永田町でも高まる「首都機能移転」の機運

 そういう心配が高じる中、最近、永田町で起きたある動きが複数の新聞で報じられました。自民党の中堅・若手の議員約20名が、首都機能移転の勉強会を始めたというのです。

 報道によれば一極集中の是正に向けて1999年に政府の審議会が、国会等移転の候補地として挙げた、「栃木・福島地域」、「岐阜・愛知地域」、「三重・畿央地域」の3地域について、もう一度、時代の変化を踏まえて検討する考えのようです。また当時、およそ12兆円と見積もられていた移転費用も再計算し、今の時点で首都機能移転をしたときにはどれくらいの費用が掛かるのかを検証するようです。私はこの報道を非常に興味深く読みました。

 新聞記事には書いていませんが、おそらくこの動きの背景には今回の新型コロナの一件があります。「もしも東京でパンデミックが起きたら」という危機感です。もっと言えば東日本大震災の教訓もあるでしょう。ちょうど3月11日が過ぎ、節目の震災後10年目に入りました。経済的にも政治的にも、東京に集中しすぎているのは不測の事態に直面した場合、非常に脆い。「万が一の時にも国家的な危機だけは回避しなくてはならない」というリスク回避の観点から、こういう勉強会の動きが出てきたのでしょう。
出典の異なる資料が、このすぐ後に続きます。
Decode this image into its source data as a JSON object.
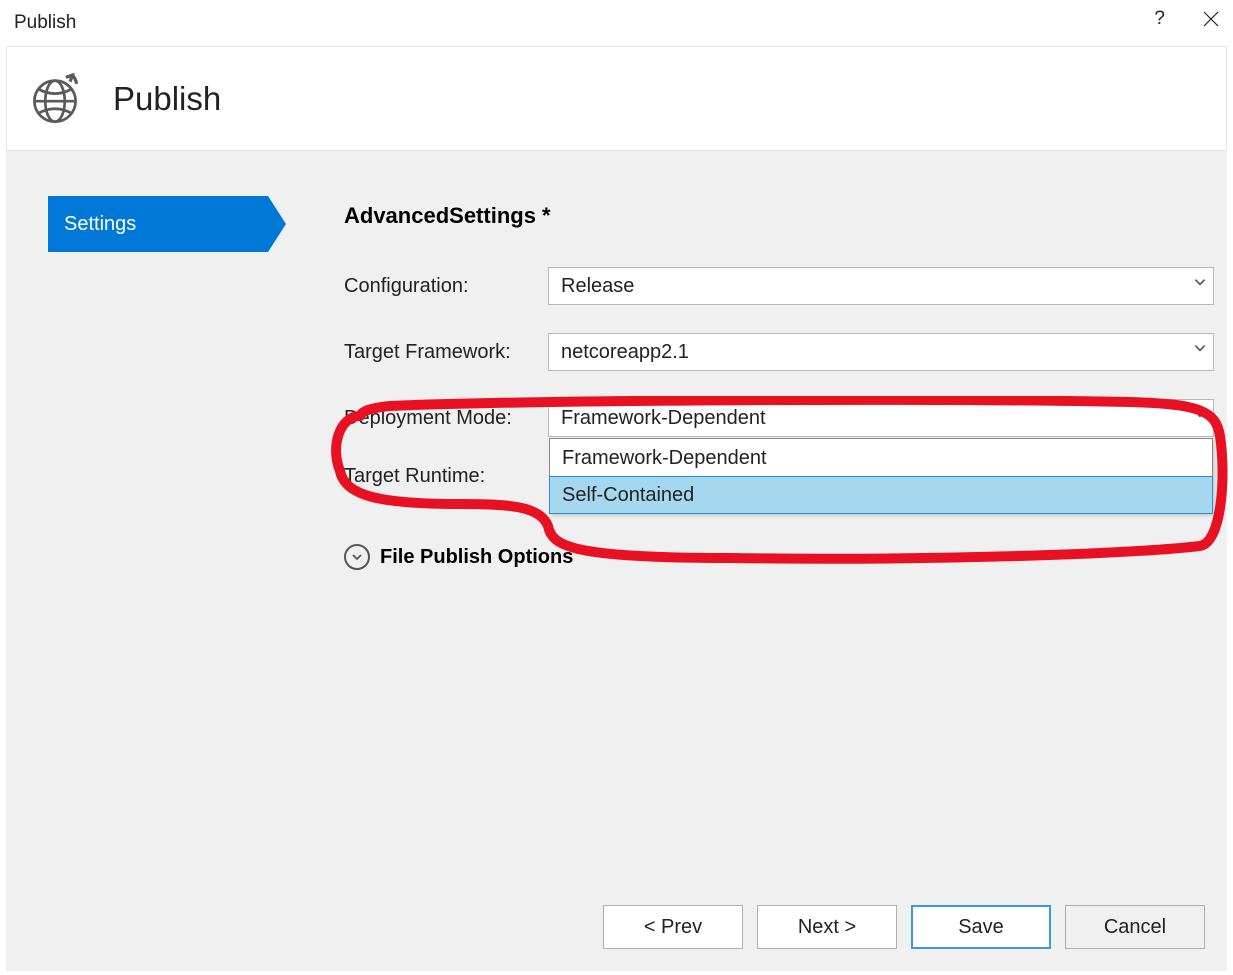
{
  "window": {
    "title": "Publish"
  },
  "header": {
    "title": "Publish"
  },
  "nav": {
    "active_tab": "Settings"
  },
  "section": {
    "title": "AdvancedSettings *"
  },
  "form": {
    "configuration": {
      "label": "Configuration:",
      "value": "Release"
    },
    "target_framework": {
      "label": "Target Framework:",
      "value": "netcoreapp2.1"
    },
    "deployment_mode": {
      "label": "Deployment Mode:",
      "value": "Framework-Dependent",
      "options": [
        "Framework-Dependent",
        "Self-Contained"
      ],
      "highlighted_option_index": 1
    },
    "target_runtime": {
      "label": "Target Runtime:"
    },
    "expander": {
      "label": "File Publish Options"
    }
  },
  "buttons": {
    "prev": "< Prev",
    "next": "Next >",
    "save": "Save",
    "cancel": "Cancel"
  }
}
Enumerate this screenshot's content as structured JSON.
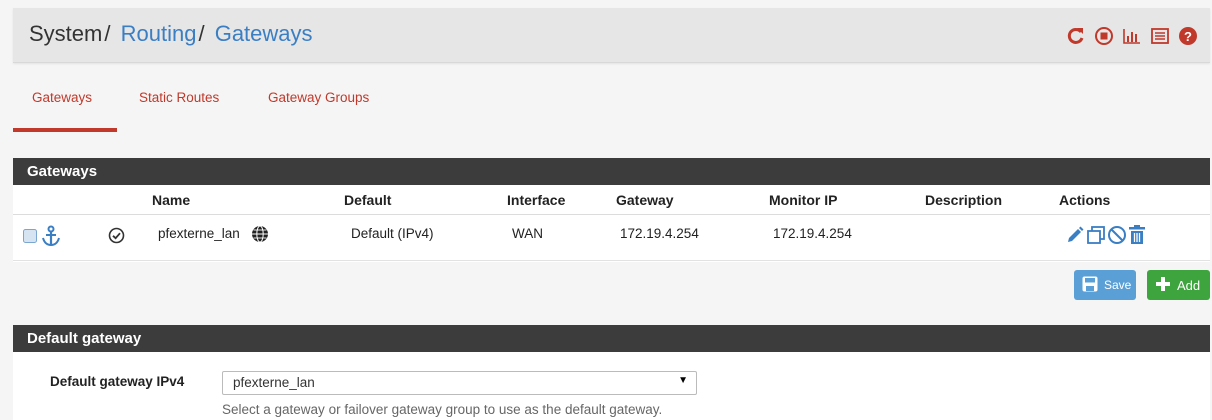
{
  "breadcrumb": {
    "section": "System",
    "sep1": "/",
    "sub": "Routing",
    "sep2": "/",
    "page": "Gateways"
  },
  "header_icons": [
    "reload-icon",
    "stop-icon",
    "chart-icon",
    "log-icon",
    "help-icon"
  ],
  "tabs": [
    {
      "label": "Gateways",
      "active": true
    },
    {
      "label": "Static Routes",
      "active": false
    },
    {
      "label": "Gateway Groups",
      "active": false
    }
  ],
  "gateways_panel": {
    "title": "Gateways",
    "columns": [
      "Name",
      "Default",
      "Interface",
      "Gateway",
      "Monitor IP",
      "Description",
      "Actions"
    ],
    "rows": [
      {
        "name": "pfexterne_lan",
        "default": "Default (IPv4)",
        "interface": "WAN",
        "gateway": "172.19.4.254",
        "monitor_ip": "172.19.4.254",
        "description": ""
      }
    ]
  },
  "buttons": {
    "save": "Save",
    "add": "Add"
  },
  "default_gateway_panel": {
    "title": "Default gateway",
    "ipv4_label": "Default gateway IPv4",
    "ipv4_value": "pfexterne_lan",
    "help": "Select a gateway or failover gateway group to use as the default gateway."
  },
  "colors": {
    "accent": "#c0392b",
    "link": "#3a7ec4",
    "panel_head": "#3c3c3c",
    "save": "#5a9fd6",
    "add": "#3ea43e"
  }
}
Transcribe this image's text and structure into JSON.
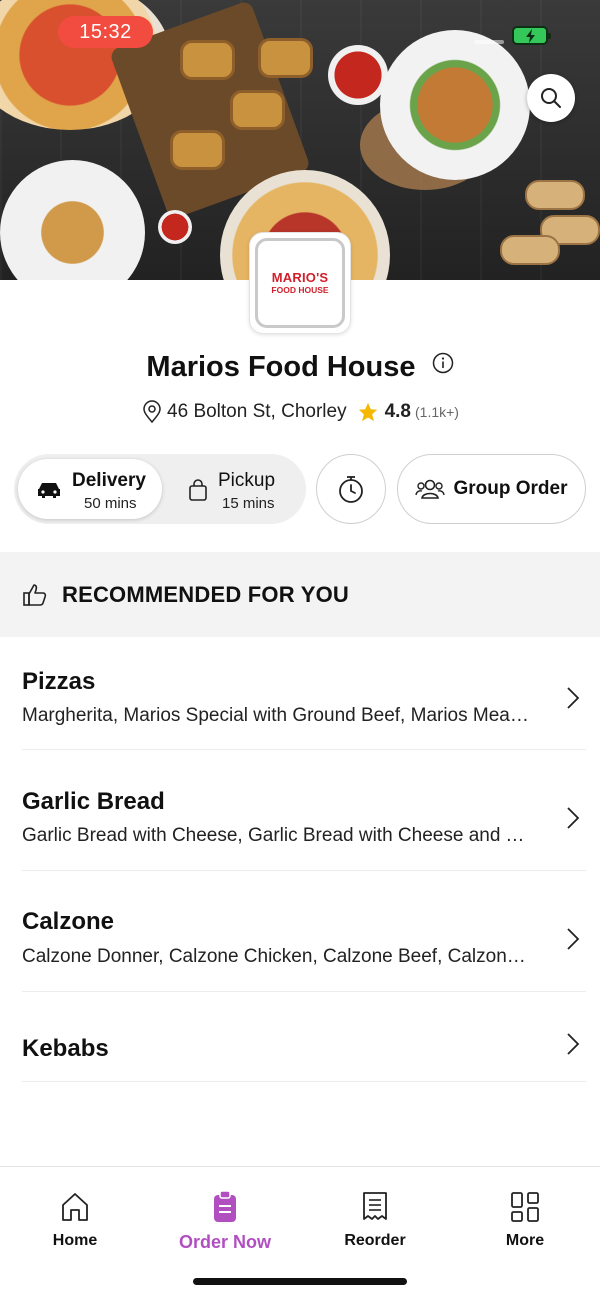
{
  "status_bar": {
    "time": "15:32"
  },
  "hero": {
    "search_icon": "search-icon"
  },
  "restaurant": {
    "logo_line1": "MARIO'S",
    "logo_line2": "FOOD HOUSE",
    "name": "Marios Food House",
    "address": "46 Bolton St, Chorley",
    "rating": "4.8",
    "rating_count": "(1.1k+)"
  },
  "order_mode": {
    "delivery_label": "Delivery",
    "delivery_time": "50 mins",
    "pickup_label": "Pickup",
    "pickup_time": "15 mins",
    "selected": "Delivery"
  },
  "group_order_label": "Group Order",
  "recommended_label": "RECOMMENDED FOR YOU",
  "categories": [
    {
      "name": "Pizzas",
      "description": "Margherita, Marios Special with Ground Beef, Marios Meat Feast"
    },
    {
      "name": "Garlic Bread",
      "description": "Garlic Bread with Cheese, Garlic Bread with Cheese and Tomato"
    },
    {
      "name": "Calzone",
      "description": "Calzone Donner, Calzone Chicken, Calzone Beef, Calzone Special"
    },
    {
      "name": "Kebabs",
      "description": ""
    }
  ],
  "bottom_nav": [
    {
      "label": "Home",
      "icon": "home-icon"
    },
    {
      "label": "Order Now",
      "icon": "order-icon",
      "active": true
    },
    {
      "label": "Reorder",
      "icon": "receipt-icon"
    },
    {
      "label": "More",
      "icon": "grid-icon"
    }
  ],
  "colors": {
    "accent": "#b14fc0",
    "status_red": "#f24b3f",
    "star": "#f5b800",
    "logo_red": "#d21f2b"
  }
}
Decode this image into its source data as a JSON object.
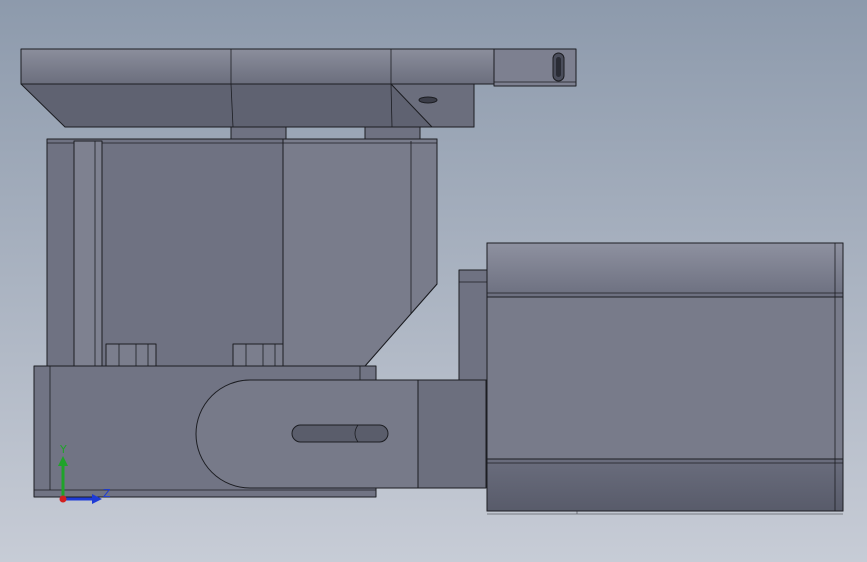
{
  "viewport": {
    "background_top": "#8d9aac",
    "background_bottom": "#c7ccd6"
  },
  "part_colors": {
    "face_light": "#7c7f8e",
    "face_mid": "#6e7181",
    "face_dark": "#5b5e6d",
    "face_top": "#9a9cab",
    "edge": "#1c1d22"
  },
  "triad": {
    "y_label": "Y",
    "z_label": "Z",
    "y_color": "#1fa32a",
    "z_color": "#1e3bd6",
    "origin_color": "#d21f1f"
  }
}
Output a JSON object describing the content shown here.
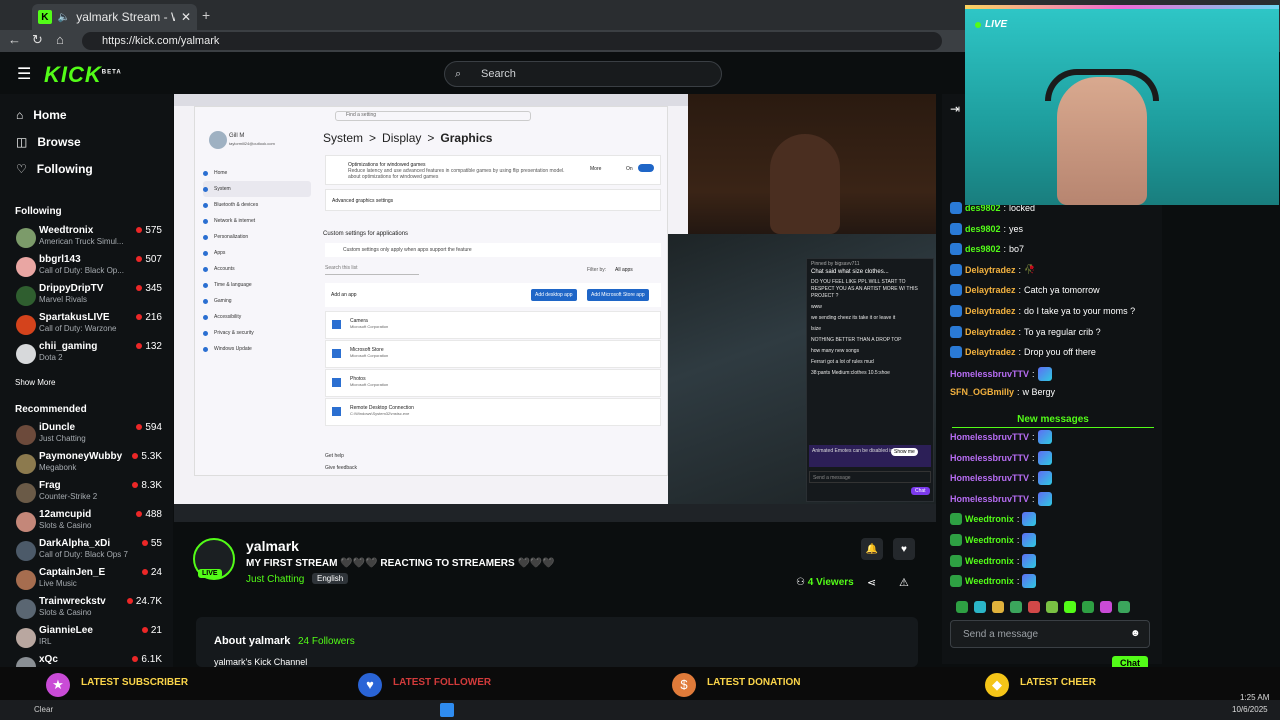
{
  "browser": {
    "tab_title": "yalmark Stream - Watch Live",
    "url": "https://kick.com/yalmark"
  },
  "header": {
    "logo": "KICK",
    "logo_badge": "BETA",
    "search_placeholder": "Search"
  },
  "sidebar": {
    "nav": [
      "Home",
      "Browse",
      "Following"
    ],
    "following_label": "Following",
    "following": [
      {
        "name": "Weedtronix",
        "category": "American Truck Simul...",
        "viewers": "575",
        "color": "#7c9b6a"
      },
      {
        "name": "bbgrl143",
        "category": "Call of Duty: Black Op...",
        "viewers": "507",
        "color": "#e9a6a3"
      },
      {
        "name": "DrippyDripTV",
        "category": "Marvel Rivals",
        "viewers": "345",
        "color": "#2f5e2f"
      },
      {
        "name": "SpartakusLIVE",
        "category": "Call of Duty: Warzone",
        "viewers": "216",
        "color": "#d4431c"
      },
      {
        "name": "chii_gaming",
        "category": "Dota 2",
        "viewers": "132",
        "color": "#d7d9db"
      }
    ],
    "show_more": "Show More",
    "recommended_label": "Recommended",
    "recommended": [
      {
        "name": "iDuncle",
        "category": "Just Chatting",
        "viewers": "594",
        "color": "#6c4a3b"
      },
      {
        "name": "PaymoneyWubby",
        "category": "Megabonk",
        "viewers": "5.3K",
        "color": "#8c7a4e"
      },
      {
        "name": "Frag",
        "category": "Counter-Strike 2",
        "viewers": "8.3K",
        "color": "#6a5a47"
      },
      {
        "name": "12amcupid",
        "category": "Slots & Casino",
        "viewers": "488",
        "color": "#c48779"
      },
      {
        "name": "DarkAlpha_xDi",
        "category": "Call of Duty: Black Ops 7",
        "viewers": "55",
        "color": "#4c5a69"
      },
      {
        "name": "CaptainJen_E",
        "category": "Live Music",
        "viewers": "24",
        "color": "#a66d4f"
      },
      {
        "name": "Trainwreckstv",
        "category": "Slots & Casino",
        "viewers": "24.7K",
        "color": "#5a6672"
      },
      {
        "name": "GiannieLee",
        "category": "IRL",
        "viewers": "21",
        "color": "#b9a7a0"
      },
      {
        "name": "xQc",
        "category": "",
        "viewers": "6.1K",
        "color": "#8a8f94"
      }
    ]
  },
  "video": {
    "settings": {
      "breadcrumb": [
        "System",
        ">",
        "Display",
        ">",
        "Graphics"
      ],
      "find_setting": "Find a setting",
      "user_name": "Gill M",
      "user_email": "taylormill24@outlook.com",
      "menu": [
        "Home",
        "System",
        "Bluetooth & devices",
        "Network & internet",
        "Personalization",
        "Apps",
        "Accounts",
        "Time & language",
        "Gaming",
        "Accessibility",
        "Privacy & security",
        "Windows Update"
      ],
      "opt_title": "Optimizations for windowed games",
      "opt_desc": "Reduce latency and use advanced features in compatible games by using flip presentation model.",
      "opt_more": "More",
      "opt_link": "about optimizations for windowed games",
      "opt_state": "On",
      "advanced": "Advanced graphics settings",
      "custom_title": "Custom settings for applications",
      "custom_note": "Custom settings only apply when apps support the feature",
      "search_list": "Search this list",
      "filter_label": "Filter by:",
      "filter_value": "All apps",
      "add_app": "Add an app",
      "btn_desktop": "Add desktop app",
      "btn_store": "Add Microsoft Store app",
      "apps": [
        {
          "name": "Camera",
          "pub": "Microsoft Corporation"
        },
        {
          "name": "Microsoft Store",
          "pub": "Microsoft Corporation"
        },
        {
          "name": "Photos",
          "pub": "Microsoft Corporation"
        },
        {
          "name": "Remote Desktop Connection",
          "pub": "C:\\Windows\\System32\\mstsc.exe"
        }
      ],
      "get_help": "Get help",
      "give_feedback": "Give feedback"
    },
    "mini_chat": {
      "pinned": "Pinned by bigsavv711",
      "pinned_text": "Chat said what size clothes...",
      "lines": [
        "DO YOU FEEL LIKE PPL WILL START TO RESPECT YOU AS AN ARTIST MORE W/ THIS PROJECT ?",
        "www",
        "we sending cheez its take it or leave it",
        "lsize",
        "NOTHING BETTER THAN A DROP TOP",
        "how many new songs",
        "Ferrari got a lot of rules mud",
        "38:pants Medium:clothes 10.5:shoe"
      ],
      "animated_note": "Animated Emotes can be disabled in Settings",
      "show_me": "Show me",
      "send": "Send a message",
      "chat_btn": "Chat"
    }
  },
  "stream": {
    "channel": "yalmark",
    "live": "LIVE",
    "title": "MY FIRST STREAM 🖤🖤🖤 REACTING TO STREAMERS 🖤🖤🖤",
    "category": "Just Chatting",
    "language": "English",
    "viewers": "4 Viewers",
    "about_label": "About yalmark",
    "followers": "24 Followers",
    "about_text": "yalmark's Kick Channel"
  },
  "chat": {
    "messages": [
      {
        "user": "des9802",
        "text": "locked",
        "color": "#53fc18",
        "badge": "#2a7ad6"
      },
      {
        "user": "des9802",
        "text": "yes",
        "color": "#53fc18",
        "badge": "#2a7ad6"
      },
      {
        "user": "des9802",
        "text": "bo7",
        "color": "#53fc18",
        "badge": "#2a7ad6"
      },
      {
        "user": "Delaytradez",
        "text": "🥀",
        "color": "#f2b13f",
        "badge": "#2a7ad6"
      },
      {
        "user": "Delaytradez",
        "text": "Catch ya tomorrow",
        "color": "#f2b13f",
        "badge": "#2a7ad6"
      },
      {
        "user": "Delaytradez",
        "text": "do I take ya to your moms ?",
        "color": "#f2b13f",
        "badge": "#2a7ad6"
      },
      {
        "user": "Delaytradez",
        "text": "To ya regular crib ?",
        "color": "#f2b13f",
        "badge": "#2a7ad6"
      },
      {
        "user": "Delaytradez",
        "text": "Drop you off there",
        "color": "#f2b13f",
        "badge": "#2a7ad6"
      },
      {
        "user": "HomelessbruvTTV",
        "text": "",
        "color": "#b66cf2",
        "badge": ""
      },
      {
        "user": "SFN_OGBmilly",
        "text": "w Bergy",
        "color": "#f2b13f",
        "badge": ""
      }
    ],
    "new_messages": "New messages",
    "new": [
      {
        "user": "HomelessbruvTTV",
        "color": "#b66cf2",
        "badge": ""
      },
      {
        "user": "HomelessbruvTTV",
        "color": "#b66cf2",
        "badge": ""
      },
      {
        "user": "HomelessbruvTTV",
        "color": "#b66cf2",
        "badge": ""
      },
      {
        "user": "HomelessbruvTTV",
        "color": "#b66cf2",
        "badge": ""
      },
      {
        "user": "Weedtronix",
        "color": "#53fc18",
        "badge": "#2ea043"
      },
      {
        "user": "Weedtronix",
        "color": "#53fc18",
        "badge": "#2ea043"
      },
      {
        "user": "Weedtronix",
        "color": "#53fc18",
        "badge": "#2ea043"
      },
      {
        "user": "Weedtronix",
        "color": "#53fc18",
        "badge": "#2ea043"
      }
    ],
    "send_placeholder": "Send a message",
    "chat_button": "Chat"
  },
  "overlay": {
    "live_label": "LIVE",
    "alerts": [
      {
        "label": "LATEST SUBSCRIBER",
        "icon": "star-icon",
        "color": "#c94bd6"
      },
      {
        "label": "LATEST FOLLOWER",
        "icon": "heart-icon",
        "color": "#2a64d6"
      },
      {
        "label": "LATEST DONATION",
        "icon": "dollar-icon",
        "color": "#e07b3a"
      },
      {
        "label": "LATEST CHEER",
        "icon": "diamond-icon",
        "color": "#f5c518"
      }
    ]
  },
  "taskbar": {
    "weather": "Clear",
    "time": "1:25 AM",
    "date": "10/6/2025"
  }
}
 私も、首都機能の移転は、リスク分散の観点からも、是非とも進めるべきだと思います。そして、さらに首都機能移転には、このリスク回避の観点に加え、さらに2つほど重要な観点があると思います。

 1つは景気浮揚、そしてもう1つは、地方創生という観点です。この2つが満たされるかどうかも大事なポイントになるはずです。